A path to a file containing patterns describing files to ignore. The path can be absolute or relative to process.cwd(). By default, stylelint looks for .stylelintignore in process.cwd(). See Configuration.

syntax

Options: "scss"|"less"|"sugarss"

Specify a non-standard syntax that should be used to parse source stylesheets.

If you do not specify a syntax, non-standard syntaxes will be automatically inferred by the file extensions .scss, .less, and .sss.

See the customSyntax option below if you would like to use stylelint with a custom syntax.

customSyntax

An absolute path to a custom PostCSS-compatible syntax module.

Note, however, that stylelint can provide no guarantee that core rules will work with syntaxes other than the defaults listed for the syntax option above.

The returned promise

stylelint.lint() returns a Promise that resolves with an object containing the following properties:

errored

Boolean.
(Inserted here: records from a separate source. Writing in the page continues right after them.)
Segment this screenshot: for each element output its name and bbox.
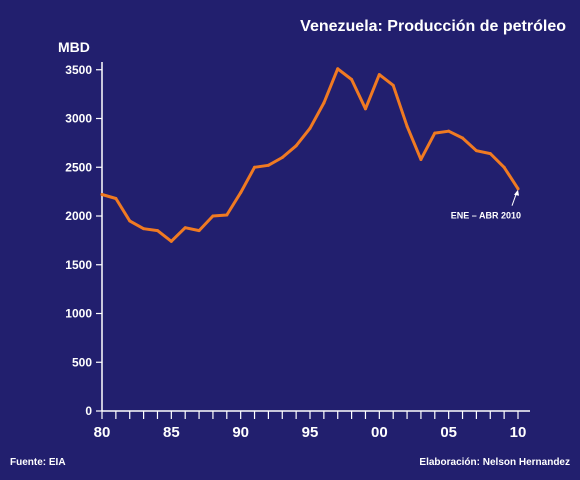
- y-ticks: 0 500 1000 1500 2000 2500 3000 3500: [65, 63, 102, 418]
- annotation-label: ENE – ABR 2010: [451, 211, 521, 221]
- data-point: [461, 136, 465, 140]
- data-point: [405, 124, 409, 128]
- data-point: [377, 73, 381, 77]
- data-point: [502, 165, 506, 169]
- chart-title: Venezuela: Producción de petróleo: [300, 18, 566, 35]
- data-point: [280, 156, 284, 159]
- x-tick-label: 80: [94, 424, 111, 441]
- x-tick-label: 10: [510, 424, 527, 441]
- data-point: [114, 196, 118, 200]
- data-point: [391, 83, 395, 87]
- data-point: [308, 126, 312, 130]
- y-tick-label: 500: [72, 355, 92, 369]
- data-point: [266, 163, 270, 167]
- y-tick-label: 3000: [65, 112, 92, 126]
- data-point: [419, 157, 423, 161]
- data-point: [474, 149, 478, 153]
- annotation: ENE – ABR 2010: [451, 189, 521, 221]
- data-point: [294, 144, 298, 148]
- data-point: [197, 229, 201, 233]
- data-point: [225, 213, 229, 217]
- source-note: Fuente: EIA: [10, 457, 66, 468]
- data-point: [211, 214, 215, 218]
- y-tick-label: 0: [85, 404, 92, 418]
- data-point: [447, 129, 451, 133]
- y-tick-label: 2000: [65, 209, 92, 223]
- data-point: [100, 193, 104, 197]
- data-point: [128, 219, 132, 223]
- data-point: [322, 101, 326, 105]
- credit-note: Elaboración: Nelson Hernandez: [419, 457, 570, 468]
- series-production: [100, 67, 520, 243]
- y-axis-label: MBD: [58, 39, 90, 55]
- axes: [101, 62, 530, 412]
- data-point: [169, 239, 173, 243]
- x-ticks: 80 85 90 95 00 05 10: [94, 411, 527, 441]
- x-tick-label: 00: [371, 424, 388, 441]
- y-tick-label: 1500: [65, 258, 92, 272]
- data-point: [239, 191, 243, 195]
- x-tick-label: 85: [163, 424, 180, 441]
- data-point: [155, 229, 159, 233]
- data-point: [183, 226, 187, 230]
- data-point: [336, 67, 340, 71]
- x-tick-label: 05: [440, 424, 457, 441]
- y-tick-label: 3500: [65, 63, 92, 77]
- data-point: [488, 152, 492, 156]
- x-tick-label: 95: [302, 424, 319, 441]
- y-tick-label: 2500: [65, 160, 92, 174]
- y-tick-label: 1000: [65, 307, 92, 321]
- data-point: [350, 78, 354, 81]
- data-point: [516, 187, 520, 191]
- data-point: [142, 227, 146, 231]
- arrow-head: [514, 189, 519, 196]
- x-tick-label: 90: [232, 424, 249, 441]
- data-point: [253, 165, 257, 169]
- data-point: [363, 107, 367, 111]
- data-point: [433, 131, 437, 135]
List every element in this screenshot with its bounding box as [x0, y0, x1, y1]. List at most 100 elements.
If true, at least one rule with an "error"-level severity registered a warning.

output

A string displaying the formatted warnings (using the default formatter or whichever you passed).

postcssResults

An array containing all the PostCSS LazyResults that were accumulated during processing.

results

An array containing all the stylelint result objects (the objects that formatters consume).

Syntax errors

stylelint.lint() does not reject the Promise when your CSS contains syntax errors. It resolves with an object (see The returned promise) that contains information about the syntax error.

Usage examples

If myConfig contains no relative paths for extends or plugins, you do not have to use configBasedir:

stylelint.lint({
  config: myConfig,
  files: "all/my/stylesheets/*.css"
})
  .then(function(data) {
    // do things with data.output, data.errored,
    // and data.results
  })
  .catch(function(err) {
    // do things with err e.g.
    console.error(err.stack);
  });;

If myConfig does contain relative paths for extends or plugins, you do have to use configBasedir:

stylelint.lint({
  config: myConfig,
  configBasedir: path.join(__dirname, "configs"),
  files: "all/my/stylesheets/*.css"
}).then(function() { .. });

Maybe you want to use a CSS string instead of a file glob, and you want to use the string formatter instead of the default JSON:

stylelint.lint({
  code: "a { color: pink; }",
  config: myConfig,
  formatter: "string"
}).then(function() { .. });

Maybe you want to use my own custom formatter function and parse .scss source files:

stylelint.lint({
  config: myConfig,
  files: "all/my/stylesheets/*.scss",
  formatter: function(stylelintResults) { .. },
  syntax: "scss"
}).then(function() { .. });

The same pattern can be used to read Less or SugarSS syntax.